Katy Perry weiss, wie man eine grosse Bühne für sich nutzt. Als die Popsängerin zur Pressekonferenz für ihre Halbzeitshow beim Super Bowl im Phoenix Convention Center erschien, war ihr sämtliche Aufmerksamkeit sicher. Sie sei zwar keine Football-Expertin, sagte die 30-Jährige, aber sie könne garantieren, dass bei ihrem Auftritt die Luft nicht ausgehen werde. Gelächter im Saal, der Seitenhieb hatte gesessen.
Nicht ganz so witzig dürfte die National Football League die Anspielung auf «Deflate Gate» gefunden haben. Der NFL passt es ohnehin nicht, dass seit zwei Wochen mehr über die Vorfälle beim 45:7-Erfolg der New England Patriots im Halbfinale gegen die Indianapolis Colts geredet wird als über den Super Bowl zwischen New England und Meister Seattle Seahawks. Eine Untersuchung brachte ans Licht, dass elf der zwölf Patriots-Bälle in der ersten Halbzeit nicht fest genug aufgepumpt waren. Die NFL steht mal wieder in der Kritik, vor allem Commissioner Roger Goodell.
Der sprach am Freitag ebenfalls mit den Journalisten, auf jener Bühne, auf der Perry 24 Stunden zuvor ihre Witze gemacht hatte.

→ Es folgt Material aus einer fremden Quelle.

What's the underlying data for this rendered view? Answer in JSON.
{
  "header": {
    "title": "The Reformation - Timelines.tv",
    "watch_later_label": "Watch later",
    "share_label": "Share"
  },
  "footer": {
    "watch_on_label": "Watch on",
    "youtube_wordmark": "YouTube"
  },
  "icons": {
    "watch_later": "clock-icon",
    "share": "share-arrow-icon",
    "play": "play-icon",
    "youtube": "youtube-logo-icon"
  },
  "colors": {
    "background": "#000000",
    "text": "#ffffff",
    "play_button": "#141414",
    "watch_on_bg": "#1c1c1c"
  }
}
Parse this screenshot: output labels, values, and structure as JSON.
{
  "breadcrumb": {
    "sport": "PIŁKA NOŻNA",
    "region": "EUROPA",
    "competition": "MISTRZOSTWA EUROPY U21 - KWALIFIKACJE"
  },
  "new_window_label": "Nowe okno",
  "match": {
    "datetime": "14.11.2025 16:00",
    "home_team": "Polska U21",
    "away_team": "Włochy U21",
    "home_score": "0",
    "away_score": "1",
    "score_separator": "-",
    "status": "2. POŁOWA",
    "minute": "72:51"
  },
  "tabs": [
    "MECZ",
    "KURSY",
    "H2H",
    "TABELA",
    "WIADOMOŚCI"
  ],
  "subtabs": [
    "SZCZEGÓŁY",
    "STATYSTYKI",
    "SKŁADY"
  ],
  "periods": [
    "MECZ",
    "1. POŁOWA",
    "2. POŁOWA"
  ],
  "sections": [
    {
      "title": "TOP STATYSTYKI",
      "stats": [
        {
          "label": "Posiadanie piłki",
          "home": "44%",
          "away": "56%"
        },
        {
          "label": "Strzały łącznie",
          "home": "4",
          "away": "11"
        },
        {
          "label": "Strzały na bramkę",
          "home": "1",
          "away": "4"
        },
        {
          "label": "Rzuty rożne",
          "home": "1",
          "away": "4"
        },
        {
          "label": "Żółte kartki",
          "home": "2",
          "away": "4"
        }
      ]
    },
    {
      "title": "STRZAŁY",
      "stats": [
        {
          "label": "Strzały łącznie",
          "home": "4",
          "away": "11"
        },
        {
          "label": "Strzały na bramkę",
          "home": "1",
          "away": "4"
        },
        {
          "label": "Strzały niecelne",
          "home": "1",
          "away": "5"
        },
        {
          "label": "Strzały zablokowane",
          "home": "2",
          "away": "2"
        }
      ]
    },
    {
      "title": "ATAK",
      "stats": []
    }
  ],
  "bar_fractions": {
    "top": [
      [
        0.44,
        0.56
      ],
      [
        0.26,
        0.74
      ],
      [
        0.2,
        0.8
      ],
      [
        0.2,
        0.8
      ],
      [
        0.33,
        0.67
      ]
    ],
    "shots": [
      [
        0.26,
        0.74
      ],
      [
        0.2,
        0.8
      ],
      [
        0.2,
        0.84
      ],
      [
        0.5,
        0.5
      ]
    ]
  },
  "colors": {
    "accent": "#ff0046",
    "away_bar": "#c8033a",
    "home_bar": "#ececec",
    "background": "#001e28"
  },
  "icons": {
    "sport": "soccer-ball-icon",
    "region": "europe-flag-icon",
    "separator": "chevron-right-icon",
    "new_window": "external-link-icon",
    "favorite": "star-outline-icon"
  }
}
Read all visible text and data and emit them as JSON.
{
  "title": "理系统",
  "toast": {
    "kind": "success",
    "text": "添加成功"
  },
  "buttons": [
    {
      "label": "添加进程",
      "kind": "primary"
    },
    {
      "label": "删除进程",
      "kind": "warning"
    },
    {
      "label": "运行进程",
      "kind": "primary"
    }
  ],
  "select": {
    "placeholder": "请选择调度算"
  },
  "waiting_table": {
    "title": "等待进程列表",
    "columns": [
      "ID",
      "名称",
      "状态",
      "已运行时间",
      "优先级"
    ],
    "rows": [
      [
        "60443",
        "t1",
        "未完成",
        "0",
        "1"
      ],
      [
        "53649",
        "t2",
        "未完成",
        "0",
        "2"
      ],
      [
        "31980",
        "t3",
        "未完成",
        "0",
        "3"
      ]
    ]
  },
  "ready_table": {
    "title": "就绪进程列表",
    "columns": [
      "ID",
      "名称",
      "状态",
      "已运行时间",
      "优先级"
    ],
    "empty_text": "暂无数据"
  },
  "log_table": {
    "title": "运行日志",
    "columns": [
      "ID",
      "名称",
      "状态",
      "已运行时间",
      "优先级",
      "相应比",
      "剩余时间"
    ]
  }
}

Bei Goodell gab es wenig zu lachen, erst recht nicht für ihn selbst. Der 55-Jährige hat eine anstrengende Saison mit etlichen Problemen hinter sich, und man kann nicht gerade sagen, dass er dadurch an Vertrauen gewonnen hat. Selten überzeugte Goodell durch Ehrlichkeit und Transparenz, viel wichtiger war und ist es ihm, das Ansehen der NFL in der Öffentlichkeit zu pflegen.
Mehrfach hatte Goodell die Chance, zu erklären, warum immer noch keine konkreten Ergebnisse zu dem Fall vorliegen. Nicht nur die Medien, sondern auch Millionen Fans hätten gerne wahre Worte gehört von dem Mann, der durch seine Fehler beim Skandal um den ehemaligen Baltimore-Ravens-Runningback Ray Rice die Vorbehalte gegen die NFL noch verschärft hat.
Doch Goodell blieb erneut echte Antworten schuldig. «Wir haben noch kein Urteil gefällt. Wir wissen nicht genug, um sagen zu können, wer der Schuldige ist oder ob es einen Regelverstoss gegeben hat», sagte der Commissioner.
Zwei Wochen nach dem Vorfall ist die reichste Liga der Welt (10 Milliarden Dollar Jahreseinnahmen) also immer noch arm an Informationen. Warum? Unter anderem, weil beispielsweise noch immer nicht mit jenem Mann geredet worden ist, der erster Ansprechpartner hätte sein müssen: Patriots-Quarterback Tom Brady. Es waren schliesslich seine Footbälle, aus denen Luft entwichen war.
Man würde «alles ernst nehmen, was möglicherweise die Integrität unseres Spiels beeinträchtigen könnte», sagte Goodell. Da er weiss, dass die Öffentlichkeit seiner Liga nach dem Fall Rice nicht mehr zutraut, derartige Ermittlungen selbst zu führen, hat Goodell unabhängige Gutachter beauftragt. Doch wie unabhängig können sie sein, wenn sie von der NFL bezahlt werden?
Die renommierte CNN-Reporterin Rachel Nichols ist – wie viele – skeptisch. Sie fragte, was die Liga machen könne, um künftig derartige Interessenkonflikte zu vermeiden. Goodell holte kurz Luft, lobte sich selbst («Ich denke, wir haben einen exzellenten Job gemacht mit unseren Gutachtern») und kanzelte Nichols ab: «Jemand muss sie bezahlen, Rachel. Soweit du das nicht freiwillig machst, was ich nicht glaube, werden wir es tun.»
Goodell bezieht seine 44 Millionen Dollar Jahresgehalt übrigens von den 32 Team-Besitzern der NFL, so auch von Patriots-Eigner Robert Kraft. Beide pflegen ein gutes Verhältnis. Am Tag vor dem Duell zwischen New England und Indianapolis besuchte Goodell Kraft in dessen Haus, zusammen liessen sie sich fotografieren.
Für Seattles Cornerback Richard Sherman ist seitdem klar, dass die Patriots «wahrscheinlich nicht» bestraft werden. «Jedenfalls nicht, so lange Robert Kraft und Roger Goodell zusammen Fotos in ihren Häusern machen.»